Haitian president urged to control ex-soldiers

PORT-AU-PRINCE, (Reuters) – A Haitian government panel has urged the president to appoint an interim commander to take charge of former soldiers, a panel member said on Saturday, as the leader of a successful 2004 uprising warned that ex-members of the military could seize power.

Several thousand former members of the military that was disbanded in 1995 by then-President Jean-Bertrand Aristide after a series of coups, have occupied government buildings and former army camps, defying injunctions from the government to leave.

They are often seen armed and in military uniforms in the streets and sometimes even directing traffic, fueling concerns of instability in a nation still struggling to recover from a catastrophic 2010 earthquake.

A panel appointed by President Michel Martelly to study reviving the military recommended in a report that he appoint a provisional army high command to deal with thousands of former soldiers and young, armed volunteers who want the army restored, said George Michel, a well-known doctor and historian who is on the panel.

The report was submitted in late December but has not been made public.

“If there is a high command, all those who claim they are part of the military will have to comply with orders from their superiors,” said Michel, who estimated the number of former soldiers and recruits at 15,000 and growing.

“Otherwise, even from their own point of view, they would not be able to continue to claim that they are members of the army.”

More than two dozen of those former soldiers and new recruits, many armed and some in combat positions, accompanied Guy Philippe, who led the rebellion that toppled Aristide in 2004 and forced him into exile, as he gave a live interview on Radio Caraibes, Haiti’s most popular station.

Aristide returned to Haiti a year ago.

“The warning I could send is that before long those groups will reach 30,000 men and any general that could emerge as their leader could take over power,” Philippe told Reuters after the interview.

He urged Martelly to accept the commission’s recommendations and appoint an interim high commander to take charge of them.

“They have weapons, they are trained and if they become a loose army, no one will be able to control them,” Philippe said.

Martelly supports the idea of reconstituting the army but has called on the ex-soldiers to put down their weapons and vacate the camps until the government makes a decision.

He has said Haitians would prefer to have their country protected by its own army rather than United Nations troops who have acted as peacekeepers in the impoverished Caribbean nation on and off since 1994.

U.N. officials are concerned that restoring the army could undermine international efforts to train and equip a new civilian police force, a key goal of the U.N. mission in Haiti. Critics also point to the army’s appalling human rights record, including a bloody coup in 1991.

DEA TARGET

The U.S. Drug Enforcement Administration (DEA) has tried several times to arrest Philippe on drug trafficking charges.

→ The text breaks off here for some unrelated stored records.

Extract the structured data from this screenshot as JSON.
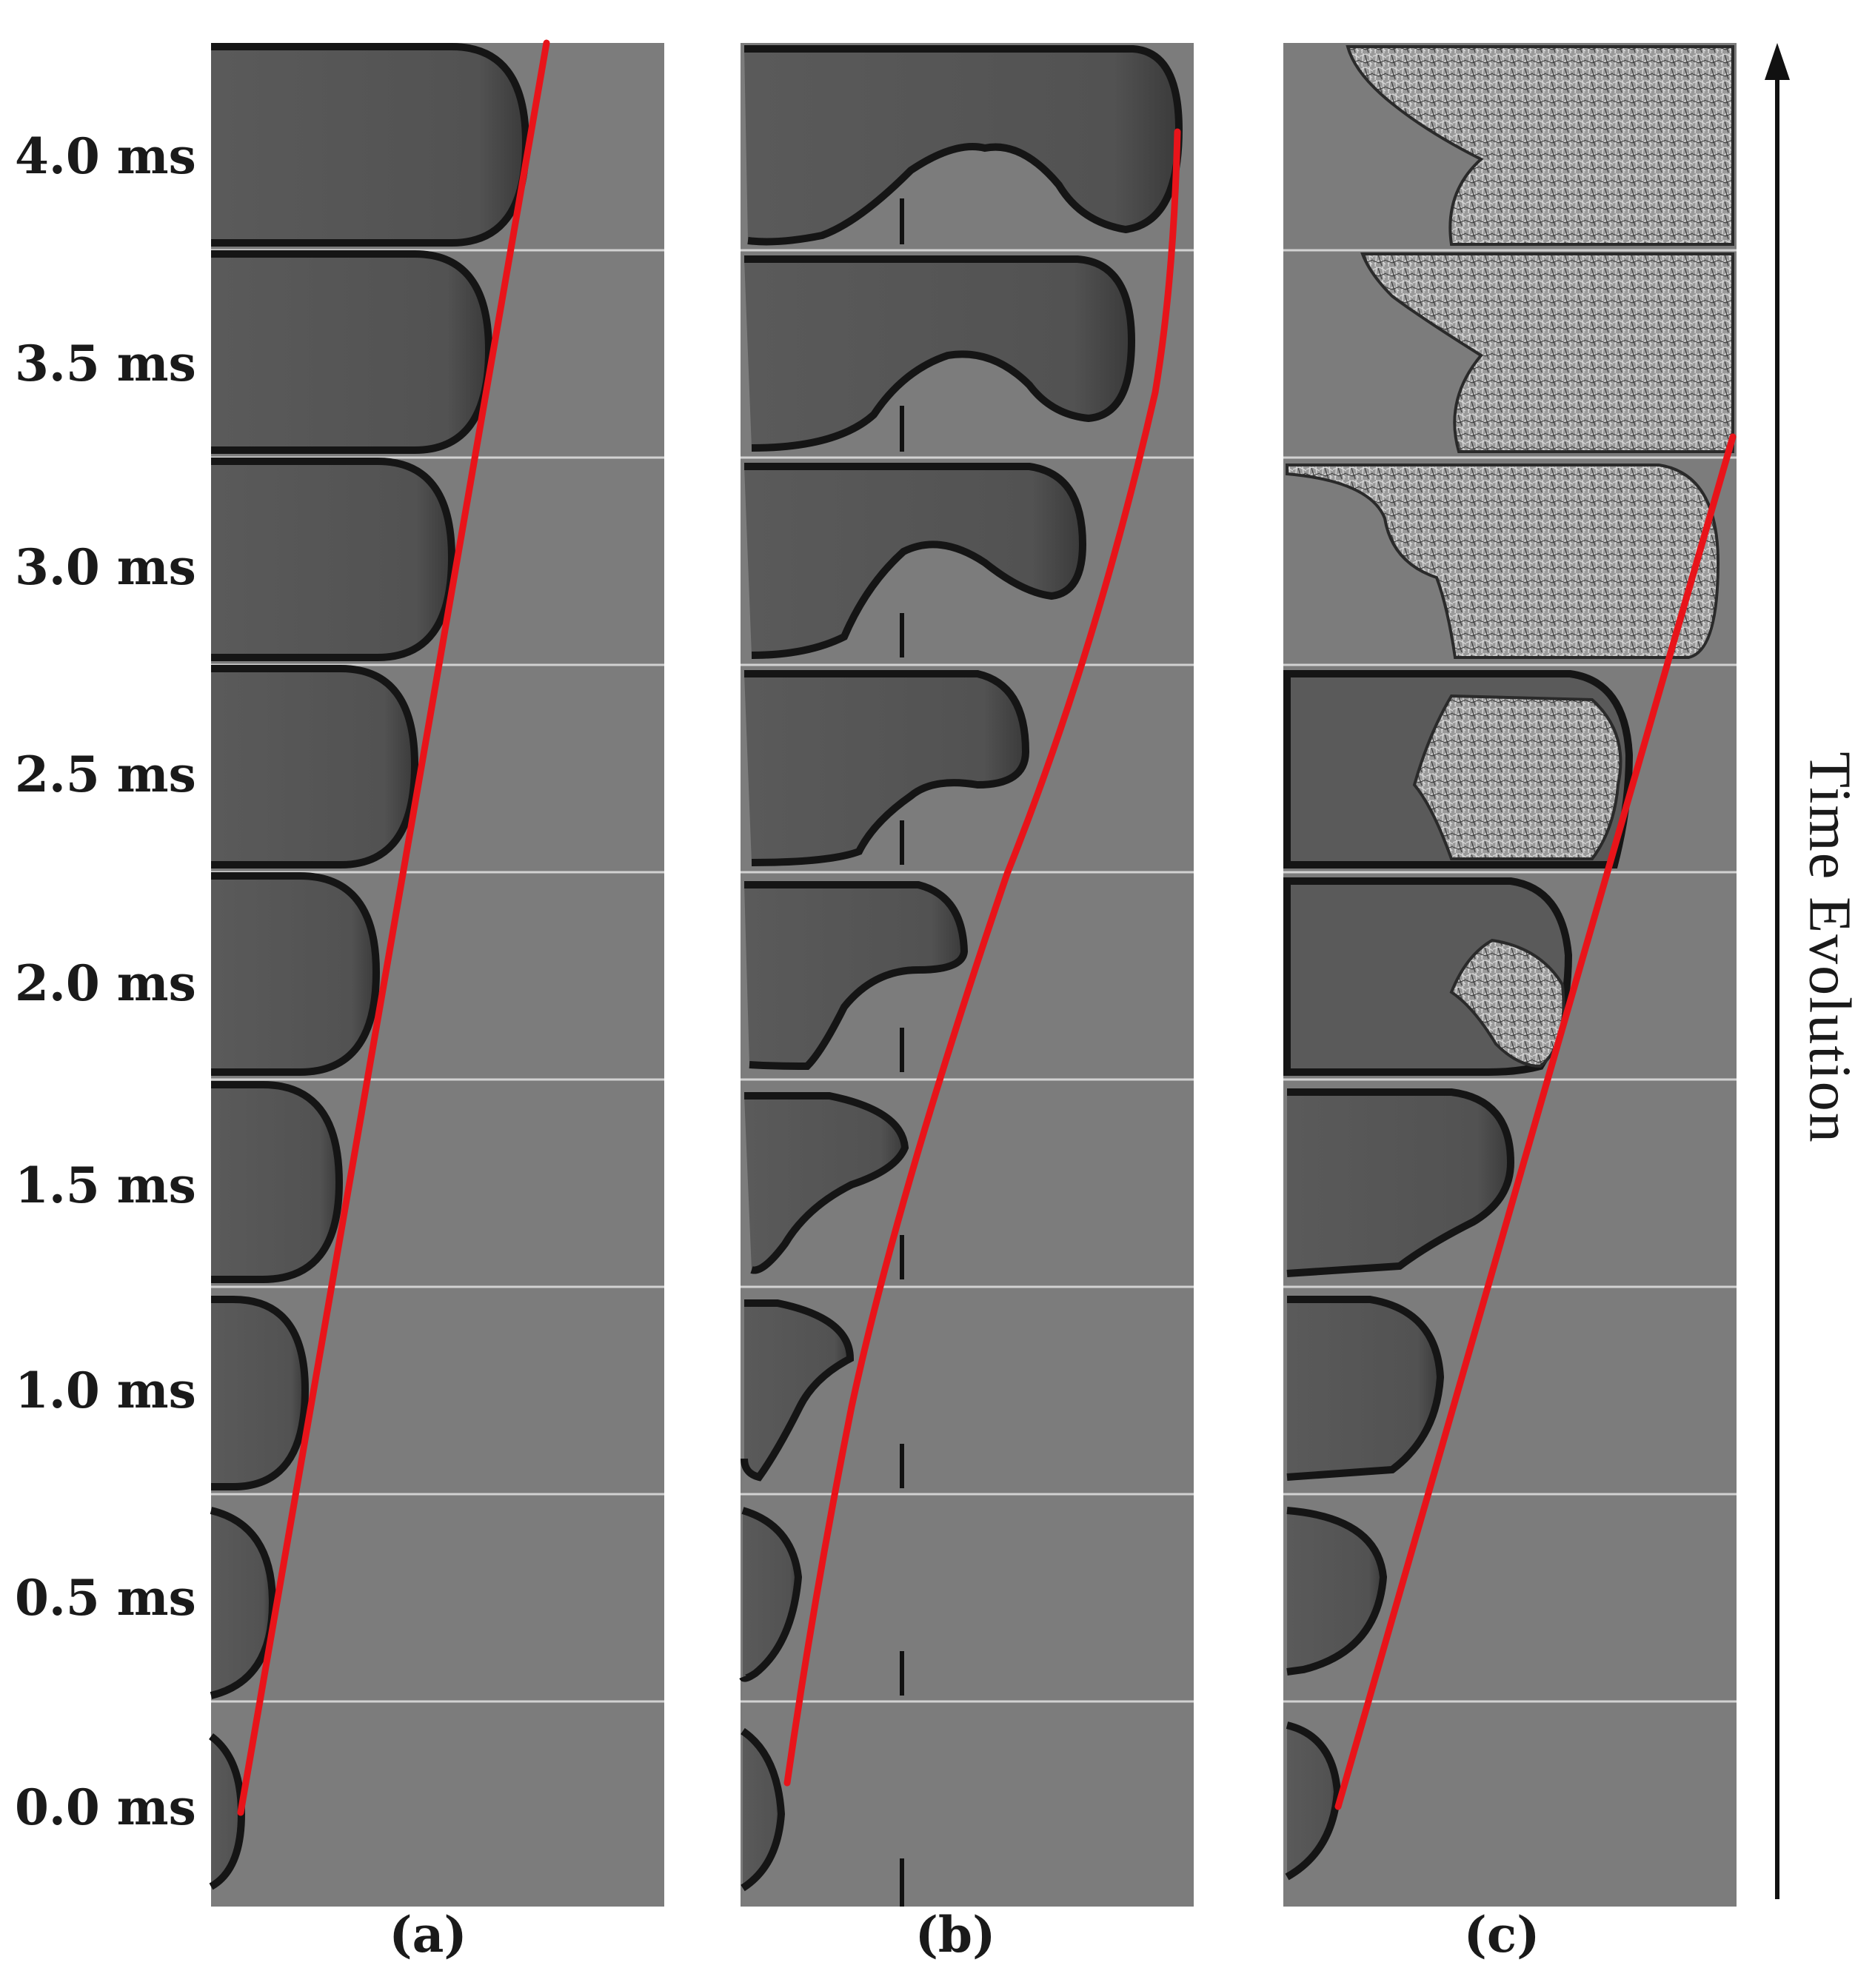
{
  "figure": {
    "time_labels": [
      "4.0 ms",
      "3.5 ms",
      "3.0 ms",
      "2.5 ms",
      "2.0 ms",
      "1.5 ms",
      "1.0 ms",
      "0.5 ms",
      "0.0 ms"
    ],
    "panels": [
      {
        "caption": "(a)"
      },
      {
        "caption": "(b)"
      },
      {
        "caption": "(c)"
      }
    ],
    "axis_label": "Time Evolution",
    "colors": {
      "background": "#7c7c7c",
      "droplet": "#575757",
      "edge": "#151515",
      "trajectory": "#e8141a",
      "text": "#1a1a1a"
    }
  }
}
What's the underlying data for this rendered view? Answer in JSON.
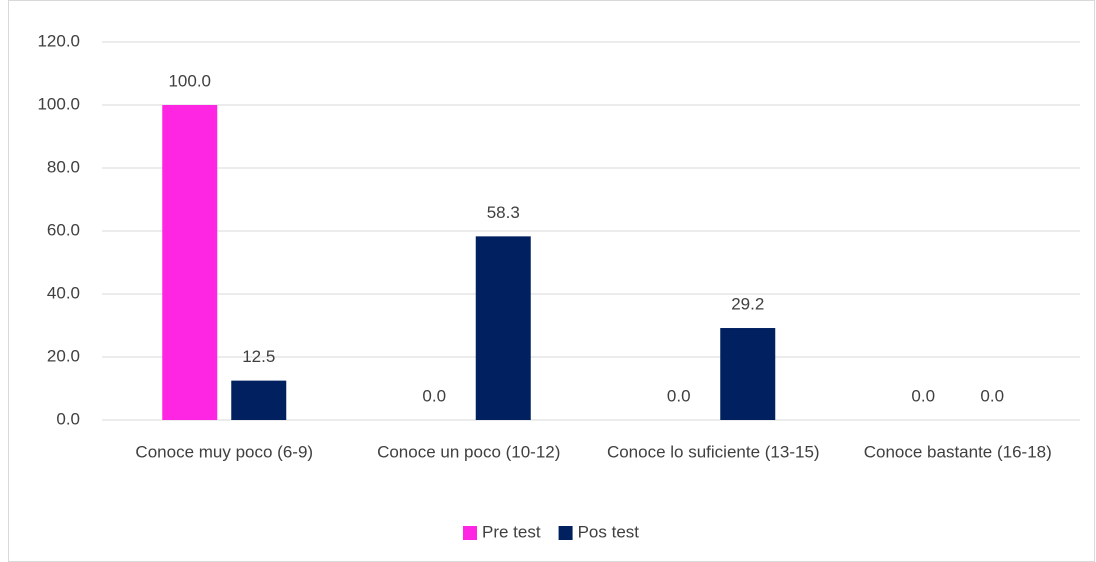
{
  "chart_data": {
    "type": "bar",
    "categories": [
      "Conoce muy poco (6-9)",
      "Conoce un poco (10-12)",
      "Conoce lo suficiente (13-15)",
      "Conoce bastante (16-18)"
    ],
    "series": [
      {
        "name": "Pre test",
        "color": "#ff26e3",
        "values": [
          100,
          0,
          0,
          0
        ],
        "value_labels": [
          "100.0",
          "0.0",
          "0.0",
          "0.0"
        ]
      },
      {
        "name": "Pos test",
        "color": "#002060",
        "values": [
          12.5,
          58.3,
          29.2,
          0
        ],
        "value_labels": [
          "12.5",
          "58.3",
          "29.2",
          "0.0"
        ]
      }
    ],
    "ylim": [
      0,
      120
    ],
    "yticks": [
      {
        "value": 0,
        "label": "0.0"
      },
      {
        "value": 20,
        "label": "20.0"
      },
      {
        "value": 40,
        "label": "40.0"
      },
      {
        "value": 60,
        "label": "60.0"
      },
      {
        "value": 80,
        "label": "80.0"
      },
      {
        "value": 100,
        "label": "100.0"
      },
      {
        "value": 120,
        "label": "120.0"
      }
    ],
    "grid": true,
    "legend": "bottom"
  }
}
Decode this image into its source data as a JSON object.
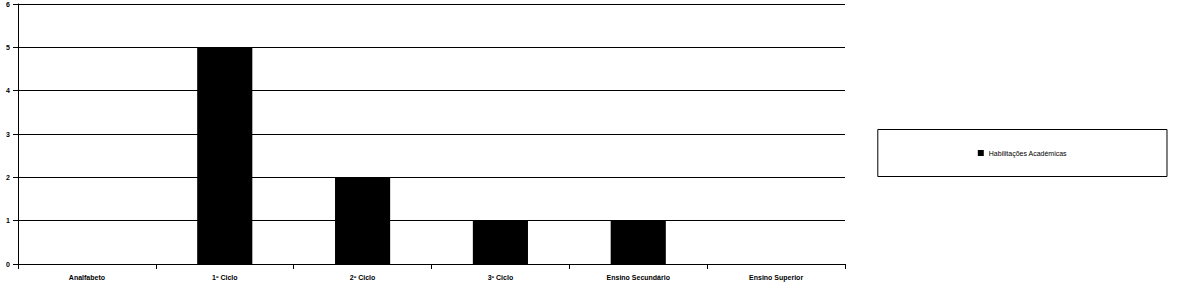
{
  "chart_data": {
    "type": "bar",
    "categories": [
      "Analfabeto",
      "1º Ciclo",
      "2º Ciclo",
      "3º Ciclo",
      "Ensino Secundário",
      "Ensino Superior"
    ],
    "series": [
      {
        "name": "Habilitações Académicas",
        "color": "#000000",
        "values": [
          0,
          5,
          2,
          1,
          1,
          0
        ]
      }
    ],
    "ylim": [
      0,
      6
    ],
    "yticks": [
      0,
      1,
      2,
      3,
      4,
      5,
      6
    ],
    "grid": true,
    "legend": "right"
  }
}
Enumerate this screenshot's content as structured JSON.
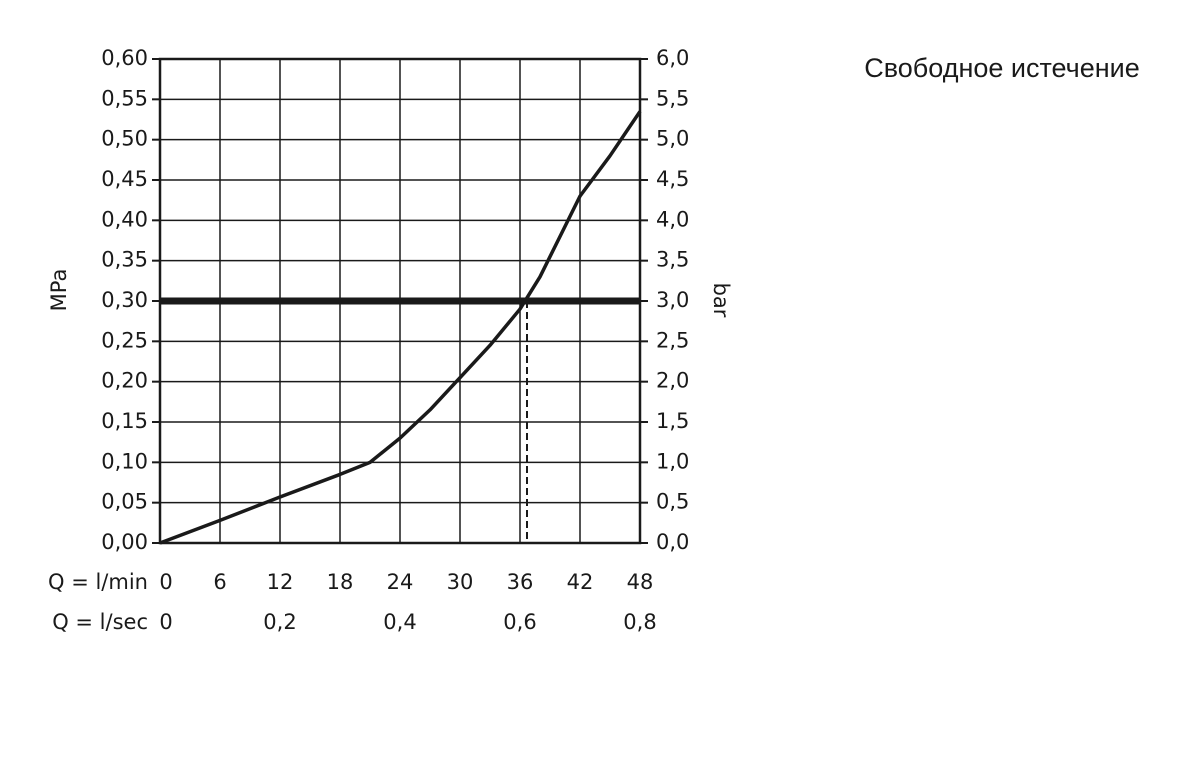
{
  "chart_data": {
    "type": "line",
    "title": "Свободное истечение",
    "y_label": "MPa",
    "y2_label": "bar",
    "x_label": "Q = l/min",
    "x2_label": "Q = l/sec",
    "xlim": [
      0,
      48
    ],
    "xticks": [
      0,
      6,
      12,
      18,
      24,
      30,
      36,
      42,
      48
    ],
    "x2lim": [
      0,
      0.8
    ],
    "x2ticks": [
      0,
      {
        "value": 0.2,
        "label": "0,2"
      },
      {
        "value": 0.4,
        "label": "0,4"
      },
      {
        "value": 0.6,
        "label": "0,6"
      },
      {
        "value": 0.8,
        "label": "0,8"
      }
    ],
    "ylim": [
      0,
      0.6
    ],
    "yticks": [
      {
        "value": 0,
        "label": "0,00"
      },
      {
        "value": 0.05,
        "label": "0,05"
      },
      {
        "value": 0.1,
        "label": "0,10"
      },
      {
        "value": 0.15,
        "label": "0,15"
      },
      {
        "value": 0.2,
        "label": "0,20"
      },
      {
        "value": 0.25,
        "label": "0,25"
      },
      {
        "value": 0.3,
        "label": "0,30"
      },
      {
        "value": 0.35,
        "label": "0,35"
      },
      {
        "value": 0.4,
        "label": "0,40"
      },
      {
        "value": 0.45,
        "label": "0,45"
      },
      {
        "value": 0.5,
        "label": "0,50"
      },
      {
        "value": 0.55,
        "label": "0,55"
      },
      {
        "value": 0.6,
        "label": "0,60"
      }
    ],
    "y2lim": [
      0,
      6
    ],
    "y2ticks": [
      {
        "value": 0,
        "label": "0,0"
      },
      {
        "value": 0.5,
        "label": "0,5"
      },
      {
        "value": 1,
        "label": "1,0"
      },
      {
        "value": 1.5,
        "label": "1,5"
      },
      {
        "value": 2,
        "label": "2,0"
      },
      {
        "value": 2.5,
        "label": "2,5"
      },
      {
        "value": 3,
        "label": "3,0"
      },
      {
        "value": 3.5,
        "label": "3,5"
      },
      {
        "value": 4,
        "label": "4,0"
      },
      {
        "value": 4.5,
        "label": "4,5"
      },
      {
        "value": 5,
        "label": "5,0"
      },
      {
        "value": 5.5,
        "label": "5,5"
      },
      {
        "value": 6,
        "label": "6,0"
      }
    ],
    "grid": true,
    "reference_y": 0.3,
    "reference_x": 36.7,
    "color": "#1a1a1a",
    "x": [
      0,
      6,
      12,
      18,
      21,
      24,
      27,
      30,
      33,
      36,
      38,
      40,
      42,
      45,
      48
    ],
    "values": [
      0,
      0.028,
      0.057,
      0.085,
      0.1,
      0.13,
      0.165,
      0.205,
      0.245,
      0.29,
      0.33,
      0.38,
      0.43,
      0.48,
      0.535
    ]
  }
}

The U.S. agency launched two failed raids in 2007 and 2009 – one in the southern city of Les Cayes and the other in the southwestern town of Pestel – using helicopters and other means to try to capture Philippe. He went into hiding, but still has made occasional surprise appearances in public.

Philippe’s appearance at the radio station marked the first time his presence was announced in advance. On Thursday in the northern town of Cap-Haitien, he participated in a march organized by former soldiers to request the return of the army.

“DEA has no authority to arrest anyone in Haiti. The law says who can arrest who in Haiti. I am no drug dealer. They are only making a plot to assassinate me,” Philippe said.

He was cheered by dozens of spectators as he left the radio station and was escorted to his vehicle by former soldiers. Philippe said he would spend the night in the Lamentin Camp, a former military training camp in the capital that is now occupied by several thousand ex-soldiers and their allies.